Page 1 of 1

How could I modify this syntax error ?

Posted: Wed Feb 20, 2008 2:49 pm
by omid020
~pickle | Please use

Code: Select all

,

Code: Select all

and [syntax="..."] tags where appropriate when posting code. Your post has been edited to reflect how we'd like it posted. Please read:  [url=http://forums.devnetwork.net/viewtopic.php?t=21171]Posting Code in the Forums[/url] to learn how to do it too.[/color]


Hi
I`m preparing this php class for using with amfphp and making an authentication interface with php and flash .
But I receive this error :
Parse error: syntax error, unexpected T_ELSE in C:\AppServ\www\amfphp\services\prev2~.php on line 69

Code: Select all

<?php
//Include database info
include ('db_connect.inc.php');
 
// Create new service for PHP Remoting as Class.
class Login1 {
            function Login1() {
        //Define the methodTable
        $this->methodTable = array(
            "doPost" => array(
                "description" => "Send a query to mySQL",
                "access" => "remote"
            ),
            "doCompare" => array(
                "description" => "Comparison of user input and mySQL value",
                "access" => "remote"
            )
        );
 
        //Connect to MySQL and select database
        $link = mysql_connect(HOST, DBUSER, PASS);
        $db = mysql_select_db(DB);
 
}
 
 
//Function for login
            function doPost($_POST) {
if (!session_is_registered('loginid') || !session_is_registered('username'))
{
    // user is not logged in.
    if (isset($_POST['cmdlogin']))
    {
        // retrieve the username and password sent from login form
        // First we remove all HTML-tags and PHP-tags, then we create a md5-hash
        // This step will make sure the script is not vurnable to sql injections.
        $u = strip_tags($_POST['username']);
        $p = md5(strip_tags($_POST['password']));
        //Now let us look for the user in the database.
        $query = sprintf("SELECT loginid FROM login WHERE username = '%s' AND password = '%s' LIMIT 1;",
            mysql_real_escape_string($u), mysql_real_escape_string($p));
        $result = mysql_query($query);
        }
    }
}
 
//Function for compare
        function doCompare ($result) {
        // If the database returns a 0 as result we know the login information is incorrect.
        // If the database returns a 1 as result we know  the login was correct and we proceed.
        // If the database returns a result > 1 there are multple users
        // with the same username and password, so the login will fail.
        if (mysql_num_rows($result) != 1)
        {
            // invalid login information
        return array("status" => "fail");
        } else {
            // Login was successfull
            $row = mysql_fetch_array($result);
            // Save the user ID for use later
            $_SESSION['loginid'] = $row['loginid'];
              // Save the username for use later
            $_SESSION['username'] = $u;
              // Now we show the userbox
            return array("status" => "success");
 
}
 
 else {
         // User is not logged in and has not pressed the login button
         // so we show him the loginform
       return array("status" => "fail");
 
} else {
     // The user is already loggedin, so we show the userbox.
    return array("status" => "success");
}
}
}
?>
I`m beginner with php and I don`t know how could I debug it ?
Please help me .


~pickle | Please use

Code: Select all

,

Code: Select all

and [syntax="..."] tags where appropriate when posting code. Your post has been edited to reflect how we'd like it posted. Please read:  [url=http://forums.devnetwork.net/viewtopic.php?t=21171]Posting Code in the Forums[/url] to learn how to do it too.[/color]

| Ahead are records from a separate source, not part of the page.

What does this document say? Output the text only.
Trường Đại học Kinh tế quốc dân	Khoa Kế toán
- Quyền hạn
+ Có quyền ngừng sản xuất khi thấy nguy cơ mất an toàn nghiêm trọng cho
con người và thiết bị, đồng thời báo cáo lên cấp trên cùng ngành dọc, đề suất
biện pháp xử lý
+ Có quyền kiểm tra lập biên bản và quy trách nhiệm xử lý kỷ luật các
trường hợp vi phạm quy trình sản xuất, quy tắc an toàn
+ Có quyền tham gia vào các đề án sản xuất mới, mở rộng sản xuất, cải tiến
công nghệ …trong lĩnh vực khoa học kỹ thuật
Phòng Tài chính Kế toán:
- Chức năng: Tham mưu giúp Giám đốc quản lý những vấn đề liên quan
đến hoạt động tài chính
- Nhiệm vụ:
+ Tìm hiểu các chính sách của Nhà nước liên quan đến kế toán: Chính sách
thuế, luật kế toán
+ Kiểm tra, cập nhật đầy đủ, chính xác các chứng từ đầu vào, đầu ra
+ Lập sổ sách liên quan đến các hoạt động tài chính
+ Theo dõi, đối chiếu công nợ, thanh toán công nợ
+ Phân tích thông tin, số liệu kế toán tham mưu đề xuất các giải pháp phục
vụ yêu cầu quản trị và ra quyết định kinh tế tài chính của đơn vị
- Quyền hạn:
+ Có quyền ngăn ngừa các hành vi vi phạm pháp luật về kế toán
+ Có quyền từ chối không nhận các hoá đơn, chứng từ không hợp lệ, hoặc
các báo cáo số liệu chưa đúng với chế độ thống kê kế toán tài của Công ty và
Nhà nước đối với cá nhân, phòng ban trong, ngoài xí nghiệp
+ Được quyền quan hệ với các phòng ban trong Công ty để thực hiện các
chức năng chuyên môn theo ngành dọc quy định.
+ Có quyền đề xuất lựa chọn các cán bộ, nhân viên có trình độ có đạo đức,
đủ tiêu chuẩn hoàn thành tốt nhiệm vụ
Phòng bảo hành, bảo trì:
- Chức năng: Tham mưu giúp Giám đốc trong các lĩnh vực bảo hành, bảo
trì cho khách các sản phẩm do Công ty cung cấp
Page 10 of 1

Re: How could I modify this syntax error ?

Posted: Wed Feb 20, 2008 3:26 pm
by Christopher
omid020 wrote:I`m beginner with php and I don`t know how could I debug it ?
From the error message, look at line 69 and see if you can find and unexpected ELSE in that code. Read the manual page on the if/else statement to understand what is expected.

http://www.php.net/manual/en/control-st ... s.else.php

Re: How could I modify this syntax error ?

Posted: Thu Feb 21, 2008 7:36 am
by omid020
arborint wrote:
omid020 wrote:I`m beginner with php and I don`t know how could I debug it ?
From the error message, look at line 69 and see if you can find and unexpected ELSE in that code. Read the manual page on the if/else statement to understand what is expected.

http://www.php.net/manual/en/control-st ... s.else.php
PHP.net example is very simple and couldn`t guide me to debug my code . My code have multiple 'else' statements and make me confused . Please tell me what`s my code problem .
Regards

Re: How could I modify this syntax error ?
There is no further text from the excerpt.